Entering data into Datascribe for this dataset included the parish reported deaths and reported plague as two seperate boxes

Figure 1. Figure text include here.

As a relatively new transcriber on the team, I (Cecilia) still had some issues losing my place in the bills. In the set I was originally trained on—the 18th century Laxton bills—many categories were left empty most of the time, so I could easily see my place by looking for where I last marked “is missing.” This was especially helpful, since the Laxton transcription form does not display the form fields in the same order as the bills do, since that order changed over time. We had to jump across the page multiple times to fill in the numbers for St. Vedast (alias Foster) in the Datascribe field for St. Foster, or skip the St Maudlin entries before they come back up later in the entry form as St Mary Magdalene. This method was also incredibly slow. I was able to get one bill done in about fifteen minutes on a good day, but it sometimes took longer if the bill had some strange illegible numbers.

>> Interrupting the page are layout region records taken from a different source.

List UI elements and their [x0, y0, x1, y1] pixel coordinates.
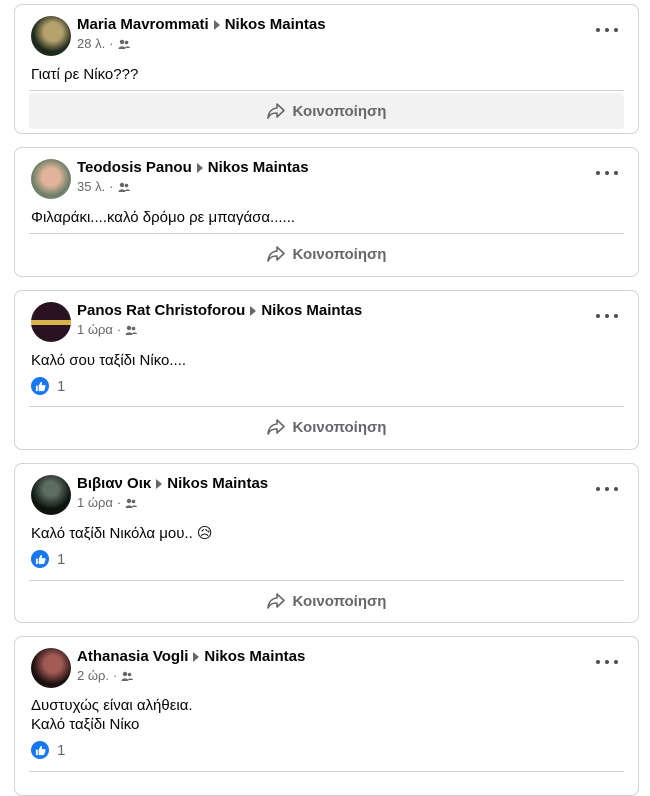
- avatar[interactable]: [31, 475, 71, 515]
- author-name[interactable]: Panos Rat Christoforou: [77, 302, 245, 319]
- like-count: 1: [57, 377, 66, 395]
- target-name[interactable]: Nikos Maintas: [167, 475, 268, 492]
- share-button[interactable]: Κοινοποίηση: [29, 583, 624, 619]
- like-count: 1: [57, 741, 66, 759]
- arrow-right-icon: [193, 651, 200, 662]
- post-header: Teodosis Panou Nikos Maintas: [77, 159, 309, 176]
- like-icon: [31, 550, 49, 568]
- share-label: Κοινοποίηση: [292, 102, 387, 120]
- share-button[interactable]: Κοινοποίηση: [29, 409, 624, 445]
- share-icon: [266, 593, 285, 609]
- divider: [29, 771, 624, 772]
- post-header: Βιβιαν Οικ Nikos Maintas: [77, 475, 268, 492]
- share-icon: [266, 246, 285, 262]
- timestamp[interactable]: 1 ώρα: [77, 495, 113, 510]
- arrow-right-icon: [250, 305, 257, 316]
- friends-icon: [118, 182, 130, 192]
- friends-icon: [125, 498, 138, 508]
- post-header: Panos Rat Christoforou Nikos Maintas: [77, 302, 362, 319]
- avatar[interactable]: [31, 648, 71, 688]
- arrow-right-icon: [213, 19, 220, 30]
- friends-icon: [118, 39, 130, 49]
- author-name[interactable]: Βιβιαν Οικ: [77, 475, 151, 492]
- share-icon: [266, 103, 285, 119]
- reaction-summary[interactable]: 1: [31, 741, 65, 759]
- avatar[interactable]: [31, 302, 71, 342]
- post-card: Teodosis Panou Nikos Maintas 35 λ. · Φιλ…: [14, 147, 639, 277]
- share-button[interactable]: Κοινοποίηση: [29, 93, 624, 129]
- target-name[interactable]: Nikos Maintas: [208, 159, 309, 176]
- post-text: Γιατί ρε Νίκο???: [31, 66, 139, 83]
- more-options-icon[interactable]: [596, 23, 618, 37]
- divider: [29, 580, 624, 581]
- avatar[interactable]: [31, 159, 71, 199]
- arrow-right-icon: [156, 478, 163, 489]
- target-name[interactable]: Nikos Maintas: [204, 648, 305, 665]
- post-meta: 1 ώρα ·: [77, 322, 138, 337]
- post-header: Athanasia Vogli Nikos Maintas: [77, 648, 305, 665]
- divider: [29, 90, 624, 91]
- divider: [29, 233, 624, 234]
- friends-icon: [125, 325, 138, 335]
- author-name[interactable]: Teodosis Panou: [77, 159, 192, 176]
- timestamp[interactable]: 28 λ.: [77, 36, 105, 51]
- post-card: Panos Rat Christoforou Nikos Maintas 1 ώ…: [14, 290, 639, 450]
- post-meta: 35 λ. ·: [77, 179, 130, 194]
- reaction-summary[interactable]: 1: [31, 377, 65, 395]
- post-text: Καλό σου ταξίδι Νίκο....: [31, 352, 187, 369]
- more-options-icon[interactable]: [596, 166, 618, 180]
- more-options-icon[interactable]: [596, 655, 618, 669]
- like-icon: [31, 377, 49, 395]
- timestamp[interactable]: 35 λ.: [77, 179, 105, 194]
- post-card: Athanasia Vogli Nikos Maintas 2 ώρ. · Δυ…: [14, 636, 639, 796]
- post-card: Maria Mavrommati Nikos Maintas 28 λ. · Γ…: [14, 4, 639, 134]
- author-name[interactable]: Maria Mavrommati: [77, 16, 209, 33]
- post-meta: 2 ώρ. ·: [77, 668, 134, 683]
- target-name[interactable]: Nikos Maintas: [261, 302, 362, 319]
- post-text: Δυστυχώς είναι αλήθεια. Καλό ταξίδι Νίκο: [31, 697, 193, 733]
- post-text: Φιλαράκι....καλό δρόμο ρε μπαγάσα......: [31, 209, 296, 226]
- share-label: Κοινοποίηση: [292, 245, 387, 263]
- friends-icon: [121, 671, 134, 681]
- target-name[interactable]: Nikos Maintas: [225, 16, 326, 33]
- more-options-icon[interactable]: [596, 309, 618, 323]
- share-button[interactable]: Κοινοποίηση: [29, 236, 624, 272]
- arrow-right-icon: [196, 162, 203, 173]
- timestamp[interactable]: 2 ώρ.: [77, 668, 109, 683]
- post-text: Καλό ταξίδι Νικόλα μου.. 😥: [31, 525, 213, 542]
- share-label: Κοινοποίηση: [292, 418, 387, 436]
- like-count: 1: [57, 550, 66, 568]
- post-meta: 28 λ. ·: [77, 36, 130, 51]
- post-meta: 1 ώρα ·: [77, 495, 138, 510]
- like-icon: [31, 741, 49, 759]
- share-icon: [266, 419, 285, 435]
- avatar[interactable]: [31, 16, 71, 56]
- author-name[interactable]: Athanasia Vogli: [77, 648, 188, 665]
- divider: [29, 406, 624, 407]
- reaction-summary[interactable]: 1: [31, 550, 65, 568]
- more-options-icon[interactable]: [596, 482, 618, 496]
- share-label: Κοινοποίηση: [292, 592, 387, 610]
- post-card: Βιβιαν Οικ Nikos Maintas 1 ώρα · Καλό τα…: [14, 463, 639, 623]
- timestamp[interactable]: 1 ώρα: [77, 322, 113, 337]
- post-header: Maria Mavrommati Nikos Maintas: [77, 16, 326, 33]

Soon after I started on Death by Numbers, our Principal Investigator Dr. Jessica Otis left for England and came back with a shiny new (nearly five-hundred year old) Bodleian dataset which had plague deaths, so naturally that became our new priority. The problem was, as previously mentioned, the Bodleian set was physically missing a lot of information due to tearing, staining, and disintegration. At this point, “is missing” did not just represent parishes not getting their counts in on time. This flag, combined with the “is illegible” flag, became a statement on the condition of the document, which we otherwise have no way to display to a future user of the dataset.

Luckily, by swapping to only marking “is missing” for damaged documents, we were better able to use the “quick entry” mode on our Datascribe, which hides the boxes to mark “is missing” or “is illegible.” This allows us to easily tab through the entry boxes instead of manually clicking on each box we wanted to add to, increasing how quickly we could enter data.

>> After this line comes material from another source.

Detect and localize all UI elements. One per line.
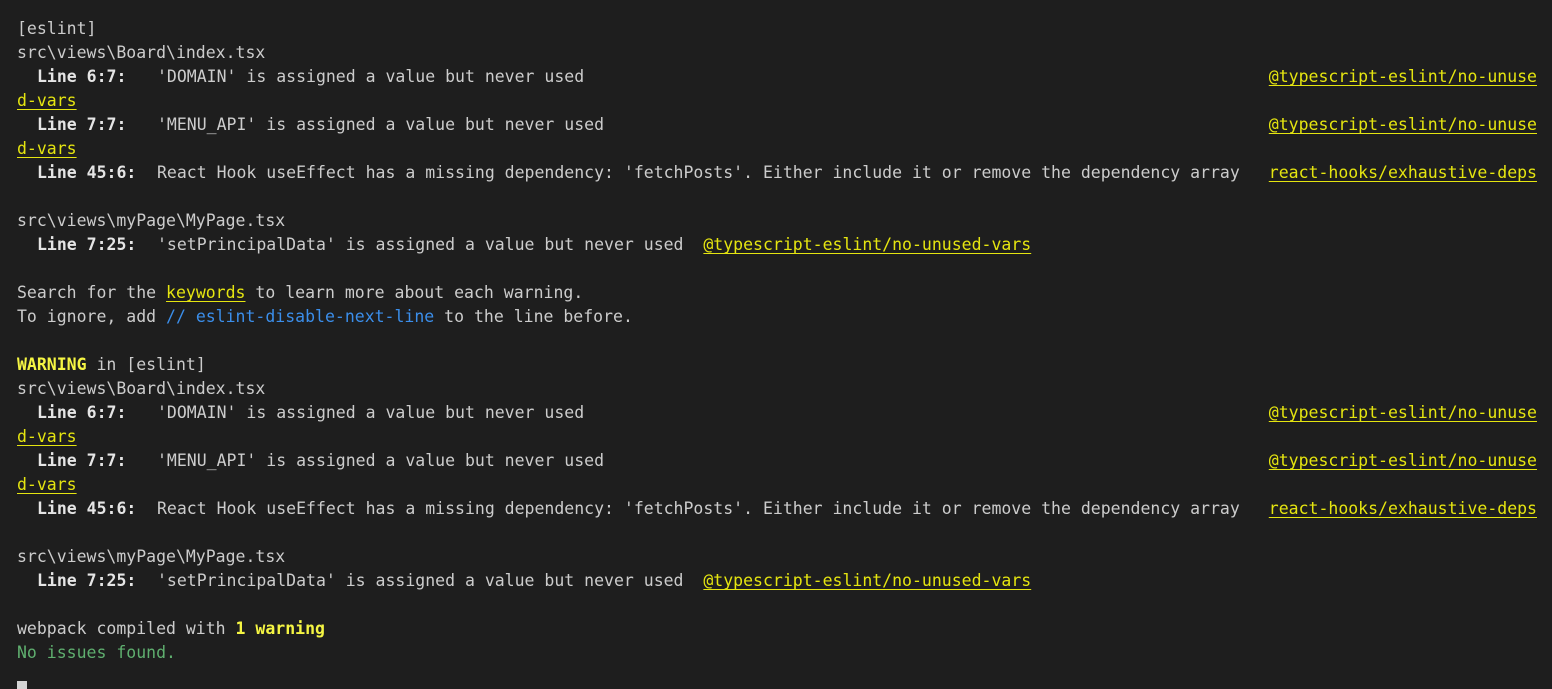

For my work, I would specifically use “ctrl-f” to find and mark these sections before starting, and then I would “ctrl-f” the word “buried”, which would highlight all the sections to enter data for burials. Our use of “ctrl-f” or the iOS alternative of “command-f” was particularly helpful when the entry for buried and plague counts seemed to blend together. Due to these new methods, I was able to about double my speed for transcribing bills and it seems to have had a similar impact on the efficiency of my colleagues’ work as well.

While data entry seems like a cut-and-dry activity, there is a lot of subjectivity to how it can be done. Our evolving use of the “is missing” flags is just one example of how this subjectivity can both reflect interesting things about the document, but also improve our transcribers’ work flow so that we can transition to data analysis sooner.